On sait à quelle date Google envisage la fin de ChromeOS
Pour faire de la place à Alumium OS, Google a programmé la fin de ChromeOS pour 2034, le temps de répondre à ses promesses de support logiciel.

C'est désormais acté, Google va lancer un nouveau système d'exploitation pour appareils de bureau, qui va en quelque sorte fusionner Android et ChromeOS. Celui-ci s'appelle Alumium OS, et sa date de sortie est encore incertaine. Bien que Sameer Samat, responsable d'Android chez Google, ait évoqué une disponibilité en 2026, des documents judiciaires relatifs à l'affaire antitrust contre Google aux États-Unis laissent entendre qu'Alumium OS ne sera pas prêt avant 2028. Il est possible que de premiers testeurs y aient accès dès cette année, mais il ne faut pas s'attendre tout de suite à une commercialisation à grande échelle.
Toujours d'après ces documents, pour lesquels The Verge a pu obtenir une transcription, Google a déjà pensé à la date de fin du support pour ChromeOS. “Même lorsque le nouveau système d'exploitation pour Chromebooks sera disponible, il ne sera pas compatible avec tout le matériel Chromebook existant, ce qui obligera Google à maintenir ChromeOS au moins jusqu'en 2033 pour respecter son engagement de support de 10 ans envers les utilisateurs actuels”, y expliquent les avocats de la firme californienne.
La mort de ChromeOS programmée pour 2034
“L’arrêt progressif de ChromeOS est prévu pour 2034”, peut-on lire dans un autre extrait. Google a donc déjà tout prévu. Il sait sans doute quels sont les modèles de Chromebook existant qui pourront être mis à jour vers Aluminium OS, et quels sont ceux qui devront rester sous Chrome OS. Sans ça, l'entreprise ne pourrait pas savoir quand le support logiciel de ChromeOS pourra s'arrêter. Google promet 10 ans de mises à jour pour les Chromebook.
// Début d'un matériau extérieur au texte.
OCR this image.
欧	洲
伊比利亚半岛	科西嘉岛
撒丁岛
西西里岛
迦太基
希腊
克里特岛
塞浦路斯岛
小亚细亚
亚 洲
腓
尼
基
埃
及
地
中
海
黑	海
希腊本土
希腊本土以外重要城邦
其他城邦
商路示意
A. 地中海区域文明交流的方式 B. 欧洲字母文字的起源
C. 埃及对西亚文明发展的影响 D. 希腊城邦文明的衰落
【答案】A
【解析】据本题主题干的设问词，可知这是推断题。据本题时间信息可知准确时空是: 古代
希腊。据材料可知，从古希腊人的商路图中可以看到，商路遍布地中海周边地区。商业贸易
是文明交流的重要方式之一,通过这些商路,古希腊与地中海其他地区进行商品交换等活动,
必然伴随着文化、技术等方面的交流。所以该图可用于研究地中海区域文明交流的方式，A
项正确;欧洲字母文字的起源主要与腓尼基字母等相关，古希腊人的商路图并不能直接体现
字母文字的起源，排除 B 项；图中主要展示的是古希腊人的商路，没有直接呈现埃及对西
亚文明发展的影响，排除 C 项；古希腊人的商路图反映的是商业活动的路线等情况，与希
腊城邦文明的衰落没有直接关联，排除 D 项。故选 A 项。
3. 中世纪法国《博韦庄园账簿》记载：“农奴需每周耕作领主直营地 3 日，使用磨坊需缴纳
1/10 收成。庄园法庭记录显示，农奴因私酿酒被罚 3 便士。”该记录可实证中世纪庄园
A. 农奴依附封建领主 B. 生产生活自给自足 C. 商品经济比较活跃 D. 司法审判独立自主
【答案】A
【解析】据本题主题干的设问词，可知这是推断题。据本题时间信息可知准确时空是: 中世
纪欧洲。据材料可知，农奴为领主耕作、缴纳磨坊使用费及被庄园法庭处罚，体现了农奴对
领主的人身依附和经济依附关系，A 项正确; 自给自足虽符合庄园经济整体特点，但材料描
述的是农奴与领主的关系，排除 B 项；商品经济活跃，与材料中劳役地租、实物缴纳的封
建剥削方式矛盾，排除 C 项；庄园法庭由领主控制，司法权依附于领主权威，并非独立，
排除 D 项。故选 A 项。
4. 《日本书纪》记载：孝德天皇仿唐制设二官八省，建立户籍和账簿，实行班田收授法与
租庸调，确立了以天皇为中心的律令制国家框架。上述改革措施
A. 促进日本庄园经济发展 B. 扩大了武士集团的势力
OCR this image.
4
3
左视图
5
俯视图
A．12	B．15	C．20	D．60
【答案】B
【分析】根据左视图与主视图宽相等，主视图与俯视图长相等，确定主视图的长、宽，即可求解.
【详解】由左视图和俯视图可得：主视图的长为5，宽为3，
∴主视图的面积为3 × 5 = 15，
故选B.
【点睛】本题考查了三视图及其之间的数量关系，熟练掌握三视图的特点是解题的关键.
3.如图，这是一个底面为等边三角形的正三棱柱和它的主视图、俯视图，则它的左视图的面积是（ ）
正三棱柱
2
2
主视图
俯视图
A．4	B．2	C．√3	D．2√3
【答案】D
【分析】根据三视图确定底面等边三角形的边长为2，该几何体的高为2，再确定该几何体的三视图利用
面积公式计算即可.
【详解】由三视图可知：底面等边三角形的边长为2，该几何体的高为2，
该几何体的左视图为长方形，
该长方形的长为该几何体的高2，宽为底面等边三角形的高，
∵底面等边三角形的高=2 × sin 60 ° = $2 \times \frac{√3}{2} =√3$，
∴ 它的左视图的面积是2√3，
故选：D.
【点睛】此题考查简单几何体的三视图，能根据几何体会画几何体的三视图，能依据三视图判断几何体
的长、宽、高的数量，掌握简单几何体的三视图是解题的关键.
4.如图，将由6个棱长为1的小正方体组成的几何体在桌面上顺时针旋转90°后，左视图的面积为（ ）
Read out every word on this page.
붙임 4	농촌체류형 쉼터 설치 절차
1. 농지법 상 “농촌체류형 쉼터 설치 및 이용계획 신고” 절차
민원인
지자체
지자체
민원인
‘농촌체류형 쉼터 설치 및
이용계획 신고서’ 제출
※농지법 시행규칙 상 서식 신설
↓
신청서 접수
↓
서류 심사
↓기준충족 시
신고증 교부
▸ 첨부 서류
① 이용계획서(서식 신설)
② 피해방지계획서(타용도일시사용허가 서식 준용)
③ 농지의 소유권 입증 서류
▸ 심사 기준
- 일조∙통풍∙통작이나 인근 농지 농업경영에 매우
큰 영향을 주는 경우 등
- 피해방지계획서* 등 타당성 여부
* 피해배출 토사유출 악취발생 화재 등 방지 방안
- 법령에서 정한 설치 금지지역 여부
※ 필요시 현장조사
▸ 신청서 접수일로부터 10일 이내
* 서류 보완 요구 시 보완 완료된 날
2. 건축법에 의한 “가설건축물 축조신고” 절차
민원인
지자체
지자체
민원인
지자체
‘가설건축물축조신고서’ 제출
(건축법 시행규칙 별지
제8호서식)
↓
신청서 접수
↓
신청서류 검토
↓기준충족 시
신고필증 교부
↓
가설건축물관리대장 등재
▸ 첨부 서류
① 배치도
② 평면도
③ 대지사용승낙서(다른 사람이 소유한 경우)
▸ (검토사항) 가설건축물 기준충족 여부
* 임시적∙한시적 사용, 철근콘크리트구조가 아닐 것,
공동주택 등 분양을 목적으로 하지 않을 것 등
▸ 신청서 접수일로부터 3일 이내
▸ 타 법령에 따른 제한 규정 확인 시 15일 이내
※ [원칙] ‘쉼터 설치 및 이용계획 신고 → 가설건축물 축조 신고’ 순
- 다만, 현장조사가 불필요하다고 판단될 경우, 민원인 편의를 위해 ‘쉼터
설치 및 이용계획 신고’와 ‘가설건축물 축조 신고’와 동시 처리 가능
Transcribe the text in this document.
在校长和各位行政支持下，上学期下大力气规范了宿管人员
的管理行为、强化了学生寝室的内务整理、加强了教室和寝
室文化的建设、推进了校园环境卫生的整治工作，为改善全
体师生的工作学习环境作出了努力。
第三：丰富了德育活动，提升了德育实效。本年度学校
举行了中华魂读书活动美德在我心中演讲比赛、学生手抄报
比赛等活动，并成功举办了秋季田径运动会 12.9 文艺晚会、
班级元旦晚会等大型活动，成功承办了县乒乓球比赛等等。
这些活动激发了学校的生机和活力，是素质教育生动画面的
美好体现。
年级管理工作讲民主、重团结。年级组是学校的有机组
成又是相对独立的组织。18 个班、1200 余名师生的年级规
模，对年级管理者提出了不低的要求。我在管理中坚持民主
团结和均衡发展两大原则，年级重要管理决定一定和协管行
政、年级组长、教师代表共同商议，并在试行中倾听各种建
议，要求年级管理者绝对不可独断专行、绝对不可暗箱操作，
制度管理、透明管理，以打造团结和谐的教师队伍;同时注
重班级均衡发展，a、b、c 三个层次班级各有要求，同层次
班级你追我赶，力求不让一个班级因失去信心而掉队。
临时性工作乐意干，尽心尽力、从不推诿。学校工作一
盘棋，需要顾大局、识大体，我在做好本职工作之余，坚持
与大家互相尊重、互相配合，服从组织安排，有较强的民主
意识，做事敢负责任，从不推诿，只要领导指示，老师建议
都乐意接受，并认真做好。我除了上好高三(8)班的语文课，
Si la prise en charge s'arrête en 2034, cela signifie que des appareils sortis en 2023 n'auront pas Aluminium OS. Au contraire, tous les Chromebook sortis à partir de 2024 devraient donc basculer vers la nouvelle version.
Ces informations avaient été partagées par Google à la justice états-unienne dans le cadre de son procès pour position dominante. À l'époque, le Department of Justice (DOJ) cherchait à démanteler Google et le forcer à vendre Chrome, ce qu'il n'avait pas obtenu. L'un des axes de défense de Google avait justement été que la prise en charge du système d'exploitation ChromeOS sur les ordinateurs plus anciens serait rendue plus compliquée.